U.S. aerospace giant Boeing Co. (BA) expects the market for commercial airplanes to be $3.2 trillion over the next 20 years, with the Far East aircraft market overtaking North America in that time.
The Asia-Pacific region is seen getting 9,160 planes worth $1.19 trillion, while North America is seen receiving 8,550 planes worth $740 billion. The expected deliveries for Asia-Pacific rose from last year’s forecast, while North American deliveries are down.
In addition, Boeing lowered its projections for a fleet size at the end of the next 20 years of 35,800 from 36,400 forecast last year.
With high fuel prices making older, less-fuel efficient planes too expensive, Boeing said replacement airplanes took a great share of demand – 42% – than previous forecasts of 36%.
Boeing still expects global air traffic to increase 5% a year.
“We’re facing a very dynamic situation today in the commercial aviation industry,” said Randy Tinseth, Boeing Commercial Airlines vice president of marketing. “This year’s forecast is rooted in today’s realities, but also recognizes the nature of a long-term outlook.”
With soaring fuel costs and a weak U.S. economy hampering airlines, many are scaling back plans for growth. U.S. airlines have implemented several fare hikes and have increased charges for a range of services previously considered part of the ticket price. Airlines also have reduced staff numbers and cut fleets. Despite many merger discussions between potential partners, only Delta Air Lines Inc. (DAL) and Northwest Airlines Corp. (NWA) were able to agree to combine.
International airlines have not suffered as much since their fleets tend to be newer and more fuel-efficient.

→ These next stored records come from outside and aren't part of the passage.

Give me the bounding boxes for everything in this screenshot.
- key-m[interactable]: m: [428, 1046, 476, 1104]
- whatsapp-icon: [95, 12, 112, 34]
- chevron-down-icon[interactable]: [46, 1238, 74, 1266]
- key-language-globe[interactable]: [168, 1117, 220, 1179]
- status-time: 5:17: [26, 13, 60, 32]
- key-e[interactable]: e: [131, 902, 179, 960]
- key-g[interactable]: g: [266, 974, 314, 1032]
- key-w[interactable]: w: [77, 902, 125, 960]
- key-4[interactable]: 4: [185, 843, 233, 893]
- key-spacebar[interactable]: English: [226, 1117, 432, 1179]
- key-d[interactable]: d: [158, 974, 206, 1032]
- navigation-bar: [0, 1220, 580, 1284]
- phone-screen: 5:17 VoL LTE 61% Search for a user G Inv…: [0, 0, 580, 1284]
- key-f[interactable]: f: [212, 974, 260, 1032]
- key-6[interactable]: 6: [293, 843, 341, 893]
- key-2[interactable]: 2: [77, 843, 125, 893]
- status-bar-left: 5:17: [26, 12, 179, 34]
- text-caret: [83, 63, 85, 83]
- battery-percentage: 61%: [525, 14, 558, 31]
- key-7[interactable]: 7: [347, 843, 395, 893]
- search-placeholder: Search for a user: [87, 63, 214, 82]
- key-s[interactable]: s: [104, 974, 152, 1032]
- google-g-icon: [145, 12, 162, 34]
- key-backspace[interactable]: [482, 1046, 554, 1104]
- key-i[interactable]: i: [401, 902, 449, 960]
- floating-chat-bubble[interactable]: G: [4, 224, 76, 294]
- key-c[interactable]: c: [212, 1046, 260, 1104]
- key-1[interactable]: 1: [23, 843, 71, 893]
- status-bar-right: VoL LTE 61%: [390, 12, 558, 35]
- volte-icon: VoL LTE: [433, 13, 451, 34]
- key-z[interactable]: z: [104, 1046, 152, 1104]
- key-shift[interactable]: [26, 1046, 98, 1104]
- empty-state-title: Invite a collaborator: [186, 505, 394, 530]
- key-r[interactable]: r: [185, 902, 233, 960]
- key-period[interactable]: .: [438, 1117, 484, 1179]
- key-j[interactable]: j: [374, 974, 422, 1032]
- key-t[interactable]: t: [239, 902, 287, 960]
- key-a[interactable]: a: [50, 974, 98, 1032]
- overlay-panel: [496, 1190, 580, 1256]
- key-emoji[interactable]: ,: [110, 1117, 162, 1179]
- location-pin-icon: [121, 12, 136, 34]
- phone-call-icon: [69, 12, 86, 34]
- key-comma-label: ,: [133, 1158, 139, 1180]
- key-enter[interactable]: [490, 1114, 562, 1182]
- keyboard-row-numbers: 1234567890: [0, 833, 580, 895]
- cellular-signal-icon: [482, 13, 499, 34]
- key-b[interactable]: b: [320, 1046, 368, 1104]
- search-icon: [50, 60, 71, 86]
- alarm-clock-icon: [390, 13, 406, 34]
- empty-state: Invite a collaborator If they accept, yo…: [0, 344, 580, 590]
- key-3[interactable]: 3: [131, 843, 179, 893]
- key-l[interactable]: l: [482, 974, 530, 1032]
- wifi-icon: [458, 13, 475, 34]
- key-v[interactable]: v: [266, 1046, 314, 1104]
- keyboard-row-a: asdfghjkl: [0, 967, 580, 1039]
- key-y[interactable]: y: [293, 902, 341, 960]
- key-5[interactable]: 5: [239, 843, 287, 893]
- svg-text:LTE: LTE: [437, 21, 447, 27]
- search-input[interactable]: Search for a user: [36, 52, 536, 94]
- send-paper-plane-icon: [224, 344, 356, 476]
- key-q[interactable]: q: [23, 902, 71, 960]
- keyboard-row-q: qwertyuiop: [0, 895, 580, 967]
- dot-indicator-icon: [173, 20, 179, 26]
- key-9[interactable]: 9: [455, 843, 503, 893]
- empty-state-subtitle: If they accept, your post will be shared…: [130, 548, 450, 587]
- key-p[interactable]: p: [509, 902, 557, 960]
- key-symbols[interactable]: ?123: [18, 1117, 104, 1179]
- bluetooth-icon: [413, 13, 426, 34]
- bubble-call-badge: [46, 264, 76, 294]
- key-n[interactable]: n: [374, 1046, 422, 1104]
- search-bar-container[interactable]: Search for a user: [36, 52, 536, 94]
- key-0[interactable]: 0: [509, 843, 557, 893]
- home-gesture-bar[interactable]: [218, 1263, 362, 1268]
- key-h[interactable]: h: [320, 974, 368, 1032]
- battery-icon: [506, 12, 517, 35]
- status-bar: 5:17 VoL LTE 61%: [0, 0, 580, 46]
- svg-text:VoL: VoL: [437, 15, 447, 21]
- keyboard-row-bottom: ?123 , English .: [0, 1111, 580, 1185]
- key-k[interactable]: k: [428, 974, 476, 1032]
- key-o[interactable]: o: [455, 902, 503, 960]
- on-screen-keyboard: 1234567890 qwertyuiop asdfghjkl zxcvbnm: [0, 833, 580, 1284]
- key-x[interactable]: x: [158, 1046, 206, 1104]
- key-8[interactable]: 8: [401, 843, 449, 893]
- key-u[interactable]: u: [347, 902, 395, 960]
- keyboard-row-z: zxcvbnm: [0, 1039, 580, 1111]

Deutsche Lufthansa AG (LHA.XE) posted record profits in 2007 and thinks it can match that performance this year, perhaps through some shrewd acquisitions. British Airways (BAIRY) doubled its profits from last year, while Dubai-based Emirates Airline is thriving and expects ” robust” demand growth for 2008. Also, airlines in China are largely spared the pain of high fuel costs because their government maintains an artificially low price through subsidies.
In April, Boeing said the weak U.S. economy hadn’t affected its business so far since only 11% of new aircraft orders were from U.S. customers.